13. Dezember 2021

Einsatz für die Rechte der deutschen Minderheit in Rumänien: Der Politiker Dr. Hans Hedrich (1889-1954)

Die Auseinandersetzung mit dem politischen Wirken des Großvaters während der Zwischenkriegszeit führte beim Autor zu einem vertieften Verständnis der siebenbürgisch-sächsischen Geschichte der ersten Hälfte des 20. Jahrhunderts. Hedrichs pragmatischer Ansatz scheiterte an den makropolitischen Entwicklungen, die in die Katastrophe des Zweiten Weltkriegs führten.
Dr. Hans Hedrich, 1935 ...
Dr. Hans Hedrich, 1935
Hans Friedrich Hedrich wurde am 3. Mai 1889 in Bogeschdorf als Sohn des dortigen Pfarrers Johann Christian Hedrich und seiner Gattin Sophia Hedrich, geb. Oberth, geboren. In Mediasch, der Heimatstadt seiner Eltern, besuchte Hedrich die Schule, bevor er 1908-1913 Rechtswissenschaften an den Universitäten Berlin, Heidelberg, Debrecen und Budapest studierte. Den Titel eines Dr. jur. erwarb er an der Universität Klausenburg. Im Ersten Weltkrieg war Hans Hedrich als Leutnant und Oberleutnant der österreich-ungarischen Armee an der serbischen und galizischen Front im Einsatz.
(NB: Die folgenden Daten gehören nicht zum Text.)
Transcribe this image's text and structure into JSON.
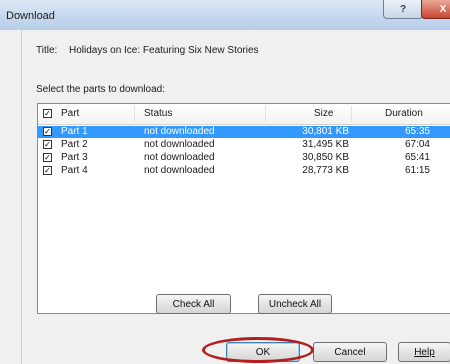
{
  "window": {
    "title": "Download"
  },
  "caption_buttons": {
    "help": "?",
    "close": "X"
  },
  "title_row": {
    "label": "Title:",
    "value": "Holidays on Ice: Featuring Six New Stories"
  },
  "select_label": "Select the parts to download:",
  "table": {
    "columns": [
      "Part",
      "Status",
      "Size",
      "Duration"
    ],
    "header_checked": true,
    "rows": [
      {
        "part": "Part 1",
        "status": "not downloaded",
        "size": "30,801 KB",
        "duration": "65:35",
        "checked": true,
        "selected": true
      },
      {
        "part": "Part 2",
        "status": "not downloaded",
        "size": "31,495 KB",
        "duration": "67:04",
        "checked": true,
        "selected": false
      },
      {
        "part": "Part 3",
        "status": "not downloaded",
        "size": "30,850 KB",
        "duration": "65:41",
        "checked": true,
        "selected": false
      },
      {
        "part": "Part 4",
        "status": "not downloaded",
        "size": "28,773 KB",
        "duration": "61:15",
        "checked": true,
        "selected": false
      }
    ]
  },
  "buttons": {
    "check_all": "Check All",
    "uncheck_all": "Uncheck All",
    "ok": "OK",
    "cancel": "Cancel",
    "help": "Help"
  },
  "annotation": {
    "color": "#b21f1f"
  },
  "colors": {
    "selection": "#3399ff",
    "titlebar": "#c6d8ee"
  }
}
1917 heiratete Hans Hedrich seine Cousine Charlotte Oberth. Hans und Charlotte Hedrich waren beide Cousins zweiten Grades des Raumfahrtpioniers Hermann Oberth. Hedrichs Schwiegervater, Dr. Carl Oberth (1856-1930), war vor dem Ersten Weltkrieg Abgeordneter der Siebenbürger Sachsen im ungarischen Reichstag und hatte diese Funktion seinerseits von seinem Schwiegervater, Dr. Johann Ludwig Binder (1828-1892), „geerbt“. Die führenden Persön- lichkeiten der Siebenbürger Sachsen kamen vor und nach 1918 hauptsächlich aus dem akademisch gebildeten Bürgertum. Das Wahlsystem ermöglichte es, wenigen Familien leitende Positionen unter sich oder ihren Angehörigen zu verteilen, ohne dabei auf Widerstand zu stoßen. So kam es, dass Hans Hedrich Abgeordneter in der dritten Generation werden sollte.
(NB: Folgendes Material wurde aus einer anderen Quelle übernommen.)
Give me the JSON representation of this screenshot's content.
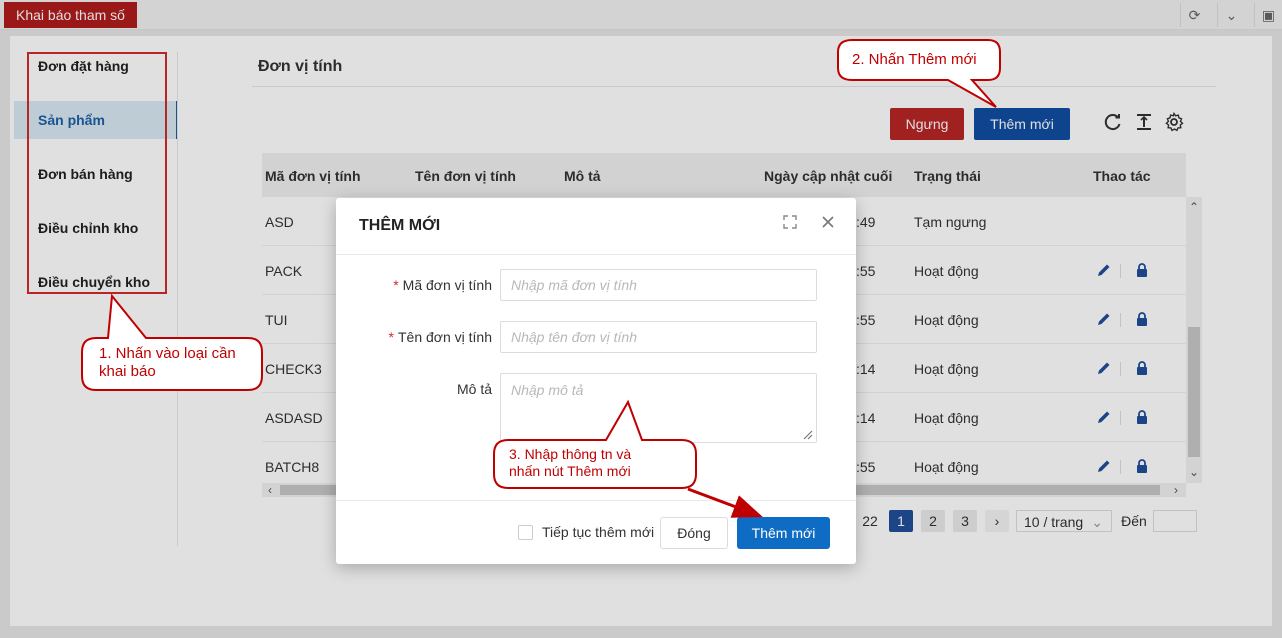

Der Beginn der beruflichen und politischen Tätigkeit Hans Hedrichs fiel mit der Eingliederung Siebenbürgens in den großrumänischen Staat nach 1918 überein. Dabei bewältigte er die Umstellung auf die rumänischen Verhältnisse in Justiz und Verwaltung leichter als das Gros seiner Generation. Gleich nach 1918 nahm Hedrich intensiven Rumänisch-Unterricht und trat als junger Rechtsanwalt der Anwaltskanzlei des späteren Ministerpräsidenten Iuliu Maniu in Blasendorf bei. Nach 1920 führte Hedrich eine gutgehende Anwaltskanzlei in Mediasch und später auch in Bukarest.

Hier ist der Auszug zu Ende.